My boys are now 11 and 13. A year ago we used to do lovely things together like pub walks at the weekend or going pumpkin picking. I loved hanging out with the kids! Suddenly all they want to do is play sports, hang out with their friends or play computer games. Any suggestion of family time now elicits eye rolls from the eldest. I feel like I’m walking on eggshells around him a the time. But they aren’t old enough not to need us…as a taxi service and a food servers. So we also never really get to do anything of our own either. They aren't quite old enough or mature enough to be left on their own for long periods (we live in the Home Counties and a night out often means trekking into London and being quite late back). My eldest probably would be but his brother won’t do anything he says so no way can I leave him in charge. So get to go out. But they feel they are too old for babysitters and they’re probably right. Most evenings involve driving one of the other to a club or sports and leave no time for my own hobbies. Though if I’m honest, I’m not even sure what my hobbies are anymore anyway- I’ll probably have to reinvent myself having given up most stuff I used to enjoy to make time for the kids when they were younger. We used to love holidays but now I’m dreading spending that much time with the surly eye rolling teenager if I’m honest. And being perimenopausal I’m feeling so emotional, and it’s definitely making me nostalgic for having little ones who I was so close to and who wanted cuddles all the time, as I never seem to get any affection from either of them all of a sudden. It just all feels so thankless.

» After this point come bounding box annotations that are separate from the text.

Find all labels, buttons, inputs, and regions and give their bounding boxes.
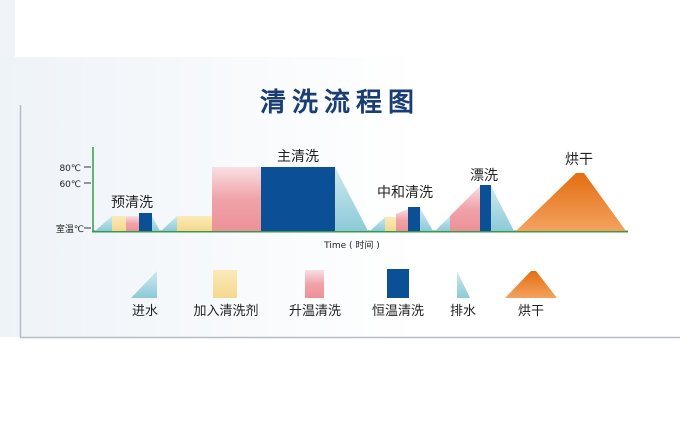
fill-water-mark <box>95 216 112 231</box>
drain-mark <box>420 208 433 231</box>
stage-drying: 烘干 <box>516 152 626 231</box>
swatch-icon <box>387 269 409 298</box>
drain-mark <box>335 167 368 231</box>
swatch-icon <box>305 270 324 298</box>
trapezoid-icon <box>505 271 557 298</box>
y-tick-room: 室温℃ <box>56 223 84 235</box>
constant-mark <box>139 213 152 231</box>
stage-label: 烘干 <box>565 152 593 168</box>
stage-main-wash: 主清洗 <box>161 149 368 231</box>
constant-mark <box>480 185 491 231</box>
fill-water-mark <box>435 216 450 231</box>
legend-item-detergent: 加入清洗剂 <box>193 270 259 319</box>
legend-item-heating: 升温清洗 <box>289 270 341 319</box>
constant-mark <box>261 167 335 231</box>
svg-text:排水: 排水 <box>450 304 476 319</box>
detergent-mark <box>385 217 396 231</box>
rising-triangle-icon <box>131 271 157 298</box>
heating-mark <box>450 186 480 231</box>
drain-mark <box>491 186 514 231</box>
constant-mark <box>408 207 420 231</box>
dry-mark <box>516 173 626 231</box>
stage-rinse: 漂洗 <box>435 168 514 231</box>
fill-water-mark <box>370 217 385 231</box>
svg-text:升温清洗: 升温清洗 <box>289 304 341 319</box>
legend-item-fill-water: 进水 <box>131 271 158 319</box>
stage-label: 预清洗 <box>111 195 153 211</box>
fill-water-mark <box>161 216 177 231</box>
detergent-mark <box>112 216 126 231</box>
svg-text:加入清洗剂: 加入清洗剂 <box>193 304 258 319</box>
stage-prewash: 预清洗 <box>95 195 160 231</box>
y-tick-60: 60℃ <box>59 180 81 190</box>
falling-triangle-icon <box>457 271 470 298</box>
legend-item-drain: 排水 <box>450 271 476 319</box>
heating-mark <box>396 209 408 231</box>
svg-text:烘干: 烘干 <box>518 304 544 319</box>
y-tick-80: 80℃ <box>59 164 81 174</box>
heating-mark <box>212 167 261 231</box>
page-title: 清洗流程图 <box>260 88 420 118</box>
stage-neutral-wash: 中和清洗 <box>370 185 433 231</box>
stage-label: 中和清洗 <box>377 185 433 201</box>
svg-text:恒温清洗: 恒温清洗 <box>372 304 424 319</box>
swatch-icon <box>213 270 237 298</box>
legend-item-constant: 恒温清洗 <box>372 269 424 319</box>
detergent-mark <box>177 216 212 231</box>
legend: 进水 加入清洗剂 升温清洗 恒温清洗 排水 烘干 <box>131 269 557 319</box>
legend-item-drying: 烘干 <box>505 271 557 319</box>
drain-mark <box>152 216 160 231</box>
heating-mark <box>126 216 139 231</box>
stage-label: 主清洗 <box>277 149 319 165</box>
x-axis-label: Time ( 时间 ) <box>323 239 380 251</box>
stage-label: 漂洗 <box>470 168 498 184</box>
svg-text:进水: 进水 <box>132 304 158 319</box>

If i’m honest I’m also quite bored - something about having them hanging round the house staring at screens makes me feel so restless, and as I work from home and the boys are at private school and have VERY long holidays, that restlessness is slightly affecting my work as well.
I know, we’ll come out the other side and all that but just right now I feel really fed up with it all and sad we’ll never have that lovely family time back again. It just feels so thankless and unrewarding. Sorry, moan moan I know, but I just needed to get it off my chest!